Partant du fait que l’on ne peut s’approprier que ce qui n’est pas à soi, et dans ce contexte, l’AQ devient une politique publique internationale internalisée dans le contexte burundais, l’appropriation de cette politique par les acteurs locaux peut être faite en ayant en trame de fond le triptyque dimension que charrierait cette notion : la conviction des acteurs locaux, la formulation et la mise en œuvre des politiques par les acteurs locaux, et enfin la coordination des acteurs et des actions. 

3.1. La première marque de l’appropriation locale, c’est la Conviction des acteurs locaux 

La conviction soulève la question de penser aux acteurs du changement. Les études sur le transfert des politiques publiques insistent sur la conviction des acteurs locaux. Pour ces études, les acteurs sont à la quête d’un modèle parce qu’ils sont convaincus d’abord du besoin de trouver une réponse effective à leurs problèmes. Dans le cas d’espèce, l’AQ vient répondre à tous ces défis inventoriés plus haut par rapport au besoin de la qualité de l’enseignement supérieur. S’approprier un modèle revient donc à établir un lien entre le modèle tel qu’il est formulé au niveau global et l’assimilation du contenu de ce modèle aux besoins des acteurs locaux. 
Au regard du fait que la quasi-totalité des structures d’enseignement supérieur ont mis en place une direction ou une cellule de l’Assurance qualité, d’aucuns pourraient penser à l’émergence et à l’enracinement de la culture de la qualité. Ce sont des cellules quasi-inopérationnelles faute d’une part des ressources humaines qualifiées pour jouer pleinement le rôle : il y a généralement une unité chargée de l’AQ, généralement pas de personnels d’appui.
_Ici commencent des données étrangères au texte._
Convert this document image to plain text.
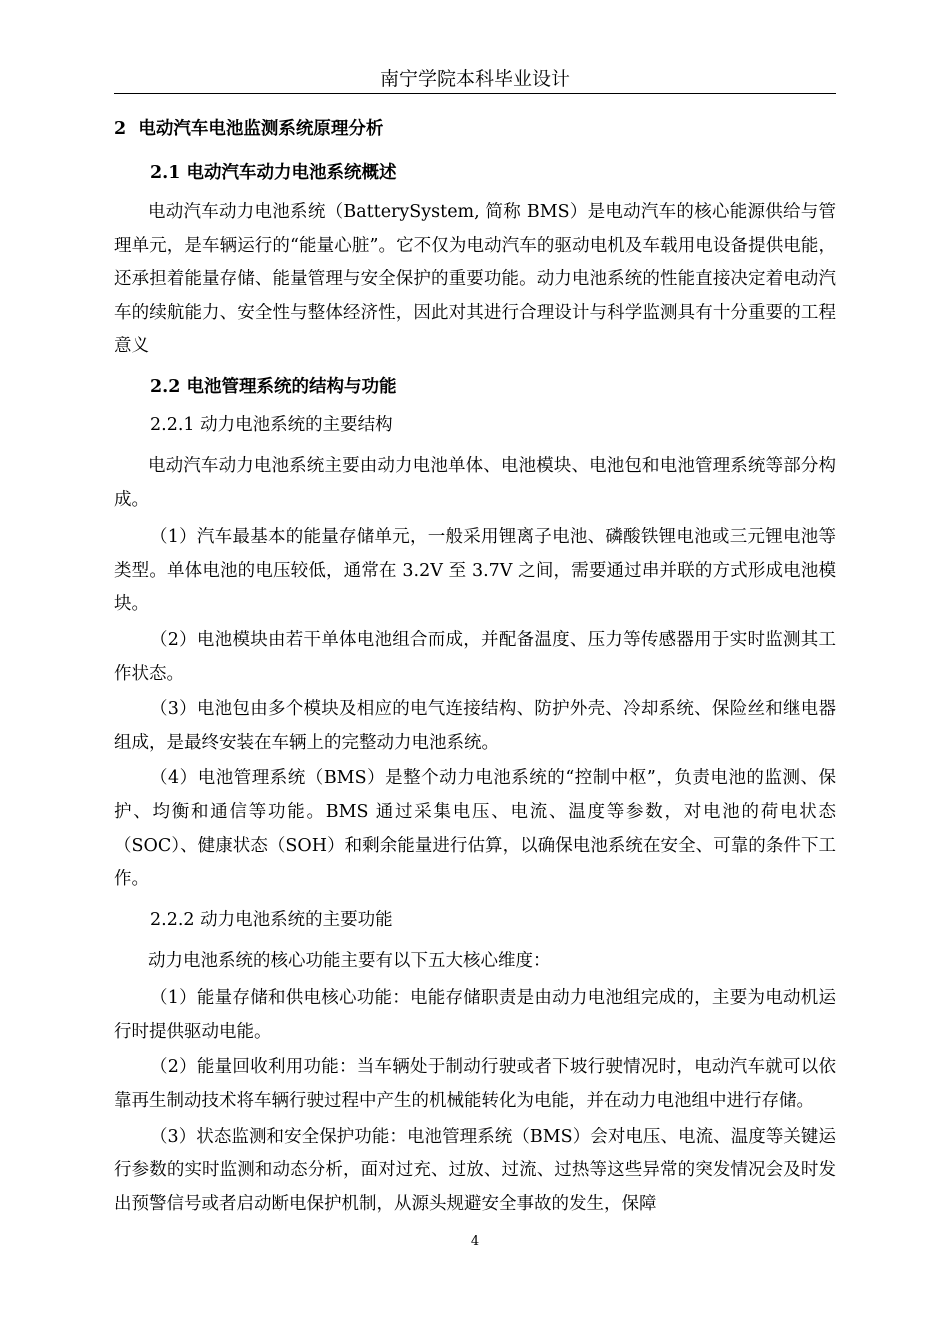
南宁学院本科毕业设计
2  电动汽车电池监测系统原理分析
2.1 电动汽车动力电池系统概述

电动汽车动力电池系统（BatterySystem, 简称 BMS）是电动汽车的核心能源供给与管理单元，是车辆运行的“能量心脏”。它不仅为电动汽车的驱动电机及车载用电设备提供电能，还承担着能量存储、能量管理与安全保护的重要功能。动力电池系统的性能直接决定着电动汽车的续航能力、安全性与整体经济性，因此对其进行合理设计与科学监测具有十分重要的工程意义

2.2 电池管理系统的结构与功能
2.2.1 动力电池系统的主要结构

电动汽车动力电池系统主要由动力电池单体、电池模块、电池包和电池管理系统等部分构成。

（1）汽车最基本的能量存储单元，一般采用锂离子电池、磷酸铁锂电池或三元锂电池等类型。单体电池的电压较低，通常在 3.2V 至 3.7V 之间，需要通过串并联的方式形成电池模块。

（2）电池模块由若干单体电池组合而成，并配备温度、压力等传感器用于实时监测其工作状态。

（3）电池包由多个模块及相应的电气连接结构、防护外壳、冷却系统、保险丝和继电器组成，是最终安装在车辆上的完整动力电池系统。

（4）电池管理系统（BMS）是整个动力电池系统的“控制中枢”，负责电池的监测、保护、均衡和通信等功能。BMS 通过采集电压、电流、温度等参数，对电池的荷电状态（SOC）、健康状态（SOH）和剩余能量进行估算，以确保电池系统在安全、可靠的条件下工作。

2.2.2 动力电池系统的主要功能

动力电池系统的核心功能主要有以下五大核心维度：

（1）能量存储和供电核心功能：电能存储职责是由动力电池组完成的，主要为电动机运行时提供驱动电能。

（2）能量回收利用功能：当车辆处于制动行驶或者下坡行驶情况时，电动汽车就可以依靠再生制动技术将车辆行驶过程中产生的机械能转化为电能，并在动力电池组中进行存储。

（3）状态监测和安全保护功能：电池管理系统（BMS）会对电压、电流、温度等关键运行参数的实时监测和动态分析，面对过充、过放、过流、过热等这些异常的突发情况会及时发出预警信号或者启动断电保护机制，从源头规避安全事故的发生，保障

4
En outre, les budgets des universités ne prévoient pas une ligne pour la direction d’AQ: du coup le chargé d’AQ ne peut ni organiser des séances d’informations sur l’AQ, ni mener un processus interne de contrôle de la qualité. Ce phénomène il est répandu dans nos universités. Alors qu’à l’instar des cellules d’audit interne dans les entreprises, l’autorité de tutelle en obligeant les universités à mettre en place des agences de qualité, voudrait en faire des organes de premier plan pour asseoir la qualité dans toute institution d’enseignement supérieur, par la force des circonstances, elles deviennent des agences dont on peut se passer. C’est ce qui pose la question de la conviction des acteurs à tous les niveaux : au niveau des responsables des agences; au niveau des universités et au niveau de la Commission nationale de l’enseignement supérieur et, enfin au niveau du Ministère de l’éducation nationale. 
Pour prendre un exemple, en juin 2016, j’ai participé à une conférence sur l’Assurance qualité dans l’espace est-africain à Entebbe en Ouganda. Comme on échangeait sur les critères fondamentaux dans l’évaluation de la qualité, un collègue kenyan nous signifia pour prétendre ouvrir une université au Kenya, il faut avoir d’abord le terrain de 50 ha et des infrastructures de base (Bloc administratif, un bureau pour les inscriptions des étudiants, des salles de cours). Pour eux, c’est le plus petit dénominateur commun. 
Étrangement, au Burundi des universités naissent dans des kiosques et l’autorité considère cela comme normal. Je connais une université qui a quasiment toutes les facultés, qui est à la pointe de la réforme BMD mais qui n’a qu’un petit bureau de 6m2 pour la représentation légale, la comptabilité et le service des inscriptions. Les trois services sont assurés par deux personnes travaillant dans ce même bureau, qui seraient par ailleurs des époux mais qui assument toutes les fonctions institutionnelles. 
Mais en fait, l’autorité de tutelle y est aussi pour beaucoup dans cette cacophonie. Il suffit de voir la fiche d’évaluation de la qualité des infrastructures (CNES 2014), il est demandé combien d’années de loyer déjà payé  mais en aucun le site et les infrastructures propres à l’institution. L’Etat à travers l’autorité de tutelle ne peut pas demander ça. Ces terrains n’ont jamais été mis à la disposition de ces universités. Les terrains qui relèvent du domaine de l’Etat sont vendus au plus offrant. Or, si des universités privées qui en principe viennent épauler l’Etat dans son devoir de pourvoir aux citoyens le droit à l’éducation doivent acheter un terrain pour construire les locaux qui par la suite sont mis au service de d’intérêt national, pourquoi voudriez-vous qu’un processus de marchandisation ne s’installe en aval dans le domaine de l’enseignement supérieur ? Cela peut aussi expliquer que la recherche du lucre peut, dans certaines circonstances, supplanter le besoin de la qualité. Et comme l’autorité de tutelle ne demande pas de disposer d’infrastructures mais plutôt de montrer la capacité de payer le loyer, une université privée trouverait normal de louer ses locaux à une autre université qui paierait mieux le loyer, et pourra louer à son tour des salles à des particuliers en gardant un certain bénéfice mais en sacrifiant la qualité. 
La qualité des infrastructures qui est pourtant un critère largement pondéré dans le système d’évaluation des institutions d’enseignement supérieur au Burundi s’avère dans cette circonstance d’une moindre importance parce que les uns et les autres sont inscrits dans le schéma de la marchandisation des services d’enseignement supérieur. La conviction des acteurs qui relève de l’éthique de responsabilité est sacrifiée à l’autel  du tout lucratif.  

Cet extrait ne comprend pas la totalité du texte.